One of the world’s most iconic horse breeds, Andalusians, also known as the Spanish horse, are admired by equine lovers all over the world. Known for graceful leaps through the air, they have for centuries been a favorite subject of painters and sculptors.

“He’s the most talented horse I’ve ever owned,” Gasser added. “Everyone falls in love with him when they see him. He’s just extraordinary.”

Javano will demonstrate his talents as one of the stars of Gasser’s “Gala of The Royal Horses,” coming Saturday to the Lakeland Center and Sunday to the Forum in Tampa.

It marks the first time Gasser, creator and producer of the Gala, has brought the tour to North America.

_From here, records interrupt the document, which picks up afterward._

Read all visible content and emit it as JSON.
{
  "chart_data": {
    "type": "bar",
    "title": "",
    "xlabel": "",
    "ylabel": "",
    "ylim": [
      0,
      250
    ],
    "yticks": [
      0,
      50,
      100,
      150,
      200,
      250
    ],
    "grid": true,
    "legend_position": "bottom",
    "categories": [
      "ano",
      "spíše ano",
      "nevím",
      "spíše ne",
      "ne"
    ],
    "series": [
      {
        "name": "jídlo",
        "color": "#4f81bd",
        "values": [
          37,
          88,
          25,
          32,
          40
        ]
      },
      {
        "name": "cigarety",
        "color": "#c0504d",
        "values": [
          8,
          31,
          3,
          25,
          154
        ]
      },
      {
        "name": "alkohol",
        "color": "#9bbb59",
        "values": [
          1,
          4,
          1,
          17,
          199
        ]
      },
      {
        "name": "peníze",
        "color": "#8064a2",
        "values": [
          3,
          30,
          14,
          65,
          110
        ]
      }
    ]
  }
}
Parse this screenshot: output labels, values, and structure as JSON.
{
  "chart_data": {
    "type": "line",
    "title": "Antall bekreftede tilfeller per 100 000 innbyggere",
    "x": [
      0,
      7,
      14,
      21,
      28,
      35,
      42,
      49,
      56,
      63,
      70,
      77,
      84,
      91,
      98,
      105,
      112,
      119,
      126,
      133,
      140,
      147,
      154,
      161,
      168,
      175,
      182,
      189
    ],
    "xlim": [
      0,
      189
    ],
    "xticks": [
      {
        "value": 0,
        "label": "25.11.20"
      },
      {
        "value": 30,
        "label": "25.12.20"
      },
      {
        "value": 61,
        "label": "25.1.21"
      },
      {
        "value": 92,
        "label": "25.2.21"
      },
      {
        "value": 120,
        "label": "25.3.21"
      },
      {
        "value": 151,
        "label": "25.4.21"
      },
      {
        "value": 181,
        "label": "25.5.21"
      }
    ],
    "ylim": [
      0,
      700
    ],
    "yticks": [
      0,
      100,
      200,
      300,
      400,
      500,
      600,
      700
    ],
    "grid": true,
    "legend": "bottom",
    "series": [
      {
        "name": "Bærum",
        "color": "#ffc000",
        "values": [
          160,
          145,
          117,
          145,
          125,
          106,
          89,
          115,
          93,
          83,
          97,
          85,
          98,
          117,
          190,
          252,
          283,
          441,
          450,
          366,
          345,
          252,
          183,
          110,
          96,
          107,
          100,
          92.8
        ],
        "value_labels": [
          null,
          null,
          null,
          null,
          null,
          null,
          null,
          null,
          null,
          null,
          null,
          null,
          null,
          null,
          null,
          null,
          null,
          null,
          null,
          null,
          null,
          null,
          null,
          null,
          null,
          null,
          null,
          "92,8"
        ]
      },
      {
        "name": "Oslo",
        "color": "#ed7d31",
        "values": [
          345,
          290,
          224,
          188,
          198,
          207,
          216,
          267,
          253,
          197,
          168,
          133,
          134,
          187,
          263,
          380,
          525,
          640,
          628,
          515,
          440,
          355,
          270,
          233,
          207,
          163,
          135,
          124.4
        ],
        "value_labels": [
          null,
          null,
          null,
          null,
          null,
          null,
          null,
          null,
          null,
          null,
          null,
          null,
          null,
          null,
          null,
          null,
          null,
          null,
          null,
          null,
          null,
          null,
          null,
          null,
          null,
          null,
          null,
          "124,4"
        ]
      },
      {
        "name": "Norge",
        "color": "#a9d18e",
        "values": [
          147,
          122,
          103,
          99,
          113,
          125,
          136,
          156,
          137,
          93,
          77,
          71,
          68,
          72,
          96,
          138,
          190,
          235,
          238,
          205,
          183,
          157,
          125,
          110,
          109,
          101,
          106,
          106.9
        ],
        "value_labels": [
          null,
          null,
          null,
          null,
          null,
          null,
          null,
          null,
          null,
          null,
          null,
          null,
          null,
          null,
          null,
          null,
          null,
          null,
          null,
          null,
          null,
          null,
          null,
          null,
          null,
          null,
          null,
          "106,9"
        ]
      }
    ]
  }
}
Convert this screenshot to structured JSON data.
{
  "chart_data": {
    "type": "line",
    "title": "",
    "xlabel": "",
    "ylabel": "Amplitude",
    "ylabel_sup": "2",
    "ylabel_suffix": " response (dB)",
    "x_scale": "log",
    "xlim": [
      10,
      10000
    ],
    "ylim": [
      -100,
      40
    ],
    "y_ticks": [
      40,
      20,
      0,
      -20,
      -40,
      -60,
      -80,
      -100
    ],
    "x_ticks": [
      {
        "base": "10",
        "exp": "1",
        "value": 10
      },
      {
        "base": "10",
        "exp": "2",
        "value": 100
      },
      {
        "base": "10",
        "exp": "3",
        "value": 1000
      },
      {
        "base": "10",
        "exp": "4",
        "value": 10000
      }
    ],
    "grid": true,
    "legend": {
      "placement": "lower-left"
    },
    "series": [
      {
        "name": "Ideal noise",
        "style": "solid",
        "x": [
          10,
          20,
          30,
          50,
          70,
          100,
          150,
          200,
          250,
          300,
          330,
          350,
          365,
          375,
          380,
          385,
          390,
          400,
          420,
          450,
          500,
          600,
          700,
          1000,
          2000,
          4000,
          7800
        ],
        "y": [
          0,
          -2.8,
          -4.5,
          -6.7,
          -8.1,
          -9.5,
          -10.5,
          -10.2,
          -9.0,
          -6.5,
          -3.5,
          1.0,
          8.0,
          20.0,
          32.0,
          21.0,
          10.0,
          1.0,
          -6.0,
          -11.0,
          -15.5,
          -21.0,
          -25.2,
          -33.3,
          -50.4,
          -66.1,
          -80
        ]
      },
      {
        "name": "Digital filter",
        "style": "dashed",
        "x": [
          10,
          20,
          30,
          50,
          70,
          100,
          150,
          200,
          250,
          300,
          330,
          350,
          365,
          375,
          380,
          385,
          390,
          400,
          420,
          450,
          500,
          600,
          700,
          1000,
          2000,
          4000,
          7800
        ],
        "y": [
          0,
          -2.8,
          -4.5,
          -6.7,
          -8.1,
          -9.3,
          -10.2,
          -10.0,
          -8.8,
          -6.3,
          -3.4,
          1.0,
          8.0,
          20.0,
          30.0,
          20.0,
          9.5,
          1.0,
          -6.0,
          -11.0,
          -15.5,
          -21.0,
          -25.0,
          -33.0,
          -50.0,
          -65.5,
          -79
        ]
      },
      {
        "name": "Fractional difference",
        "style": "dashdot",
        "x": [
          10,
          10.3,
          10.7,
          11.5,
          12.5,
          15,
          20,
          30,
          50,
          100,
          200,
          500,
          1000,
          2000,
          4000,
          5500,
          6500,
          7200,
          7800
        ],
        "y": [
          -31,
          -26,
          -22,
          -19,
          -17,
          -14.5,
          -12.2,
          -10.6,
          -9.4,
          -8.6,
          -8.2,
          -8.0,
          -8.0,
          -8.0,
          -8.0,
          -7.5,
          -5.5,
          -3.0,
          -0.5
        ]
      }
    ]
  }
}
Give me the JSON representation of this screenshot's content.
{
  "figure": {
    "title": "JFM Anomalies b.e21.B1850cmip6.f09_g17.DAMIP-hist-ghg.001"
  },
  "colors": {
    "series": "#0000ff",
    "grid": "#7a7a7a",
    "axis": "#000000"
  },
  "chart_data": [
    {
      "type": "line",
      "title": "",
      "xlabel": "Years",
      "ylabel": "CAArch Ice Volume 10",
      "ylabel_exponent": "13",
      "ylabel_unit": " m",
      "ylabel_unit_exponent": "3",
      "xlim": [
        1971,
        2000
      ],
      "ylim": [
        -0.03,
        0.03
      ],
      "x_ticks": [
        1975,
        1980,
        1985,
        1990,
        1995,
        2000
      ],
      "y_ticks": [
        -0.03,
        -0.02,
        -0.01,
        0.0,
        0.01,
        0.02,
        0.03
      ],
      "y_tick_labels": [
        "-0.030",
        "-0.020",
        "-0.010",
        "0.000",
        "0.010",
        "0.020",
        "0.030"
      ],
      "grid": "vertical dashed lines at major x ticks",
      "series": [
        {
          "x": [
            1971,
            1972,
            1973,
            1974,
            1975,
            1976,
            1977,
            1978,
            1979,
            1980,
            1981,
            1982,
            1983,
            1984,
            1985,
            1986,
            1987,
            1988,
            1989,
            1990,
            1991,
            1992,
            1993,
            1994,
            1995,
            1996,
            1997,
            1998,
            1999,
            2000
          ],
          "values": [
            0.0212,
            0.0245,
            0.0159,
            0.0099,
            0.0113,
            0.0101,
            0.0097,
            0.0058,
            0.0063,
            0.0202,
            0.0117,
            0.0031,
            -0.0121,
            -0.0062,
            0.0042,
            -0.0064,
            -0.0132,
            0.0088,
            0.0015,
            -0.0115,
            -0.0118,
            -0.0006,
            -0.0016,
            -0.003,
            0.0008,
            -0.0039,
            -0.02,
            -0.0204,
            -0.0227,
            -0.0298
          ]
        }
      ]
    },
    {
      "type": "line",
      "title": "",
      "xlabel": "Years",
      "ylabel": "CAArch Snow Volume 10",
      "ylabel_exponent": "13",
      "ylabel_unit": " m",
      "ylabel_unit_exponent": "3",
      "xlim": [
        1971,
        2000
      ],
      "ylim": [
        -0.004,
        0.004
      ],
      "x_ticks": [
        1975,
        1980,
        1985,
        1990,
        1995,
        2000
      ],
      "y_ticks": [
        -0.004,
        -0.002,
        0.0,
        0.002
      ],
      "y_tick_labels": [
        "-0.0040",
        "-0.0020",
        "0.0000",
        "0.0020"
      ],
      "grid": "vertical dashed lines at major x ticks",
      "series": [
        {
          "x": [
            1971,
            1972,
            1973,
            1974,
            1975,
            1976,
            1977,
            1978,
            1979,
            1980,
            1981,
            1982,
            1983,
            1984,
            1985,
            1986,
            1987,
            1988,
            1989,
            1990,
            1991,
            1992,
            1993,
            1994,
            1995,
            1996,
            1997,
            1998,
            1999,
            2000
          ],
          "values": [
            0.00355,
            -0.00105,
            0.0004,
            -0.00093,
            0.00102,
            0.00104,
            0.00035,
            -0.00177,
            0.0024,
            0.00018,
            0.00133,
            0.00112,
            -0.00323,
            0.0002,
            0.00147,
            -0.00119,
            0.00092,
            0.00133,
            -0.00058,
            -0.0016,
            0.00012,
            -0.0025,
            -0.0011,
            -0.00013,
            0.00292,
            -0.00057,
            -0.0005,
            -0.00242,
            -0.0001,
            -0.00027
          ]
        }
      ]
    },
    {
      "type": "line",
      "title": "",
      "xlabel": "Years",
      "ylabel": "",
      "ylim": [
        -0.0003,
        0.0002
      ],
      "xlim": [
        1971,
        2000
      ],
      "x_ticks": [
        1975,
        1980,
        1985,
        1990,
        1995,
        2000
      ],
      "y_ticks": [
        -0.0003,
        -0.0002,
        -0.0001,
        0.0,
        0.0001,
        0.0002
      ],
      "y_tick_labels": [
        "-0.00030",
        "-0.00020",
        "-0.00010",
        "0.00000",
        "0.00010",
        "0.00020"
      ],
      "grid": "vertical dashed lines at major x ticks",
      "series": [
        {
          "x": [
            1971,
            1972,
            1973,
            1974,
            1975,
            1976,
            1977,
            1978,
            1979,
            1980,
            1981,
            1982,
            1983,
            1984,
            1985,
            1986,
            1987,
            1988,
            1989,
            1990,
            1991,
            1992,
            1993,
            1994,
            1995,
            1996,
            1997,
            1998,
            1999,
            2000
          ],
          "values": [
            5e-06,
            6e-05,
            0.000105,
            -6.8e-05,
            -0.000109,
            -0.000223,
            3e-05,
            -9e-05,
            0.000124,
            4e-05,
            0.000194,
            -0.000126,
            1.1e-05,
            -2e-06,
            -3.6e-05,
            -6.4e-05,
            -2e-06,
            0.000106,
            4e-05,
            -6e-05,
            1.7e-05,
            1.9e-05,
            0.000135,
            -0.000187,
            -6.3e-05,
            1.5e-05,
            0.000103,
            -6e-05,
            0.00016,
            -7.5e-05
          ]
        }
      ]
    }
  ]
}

Gasser, a seven generation master trainer and rider born in the Swiss town of Schaffhausen, near the banks of the Rhein River, will feature 14 of the most celebrated breeds of horses. In addition to Andalusians, there will be Friesians, Lipizzaners and Arabians.

During the show, the horses and riders will perform “The Airs Above the Ground,” classic dressage maneuvers and jumps once used on battlefields.

The stallions also will dance alongside Spanish flamenco dancers wearing authentic vibrant costumes.

In the south of Spain, the tradition of flamenco dancing is rivaled only by the tradition of breeding fine Spanish horses, Gasser said.

“It is something that is so exciting to see,” he added. “The beauty and athleticism of the horses is like nothing else.”

Gasser said finding the right horse takes time; it’s about much more than breed. “I look for that something extra special,” he said. “You can feel it when you see the horse. It’s like meeting someone beautiful for the first time and then discovering there is so much more to them than outer beauty. Their eyes also speak to you.”

Gasser also must match the stallions to the right rider. The riders, he said, are as much performers as the stallions and must also connect with the audience.

“The horse actually selects the rider,” said Gasser, adding only he and his daughter, Katrina, ride Javano. “You must have the right rider for the right horse. And they have to trust each other.”

Stallions can perform for many years, Gasser said. They usually begin their training at around age 3 and can perform well into their 20s.

“I had a horse that was 30 (years old) that was a magnificent performer,” he added. “It’s like gymnastics. They are not running, so they are not overworking their muscles and joints. Their movements emanate from centuries-old battlefield maneuvers. And it’s really magnificent to see.”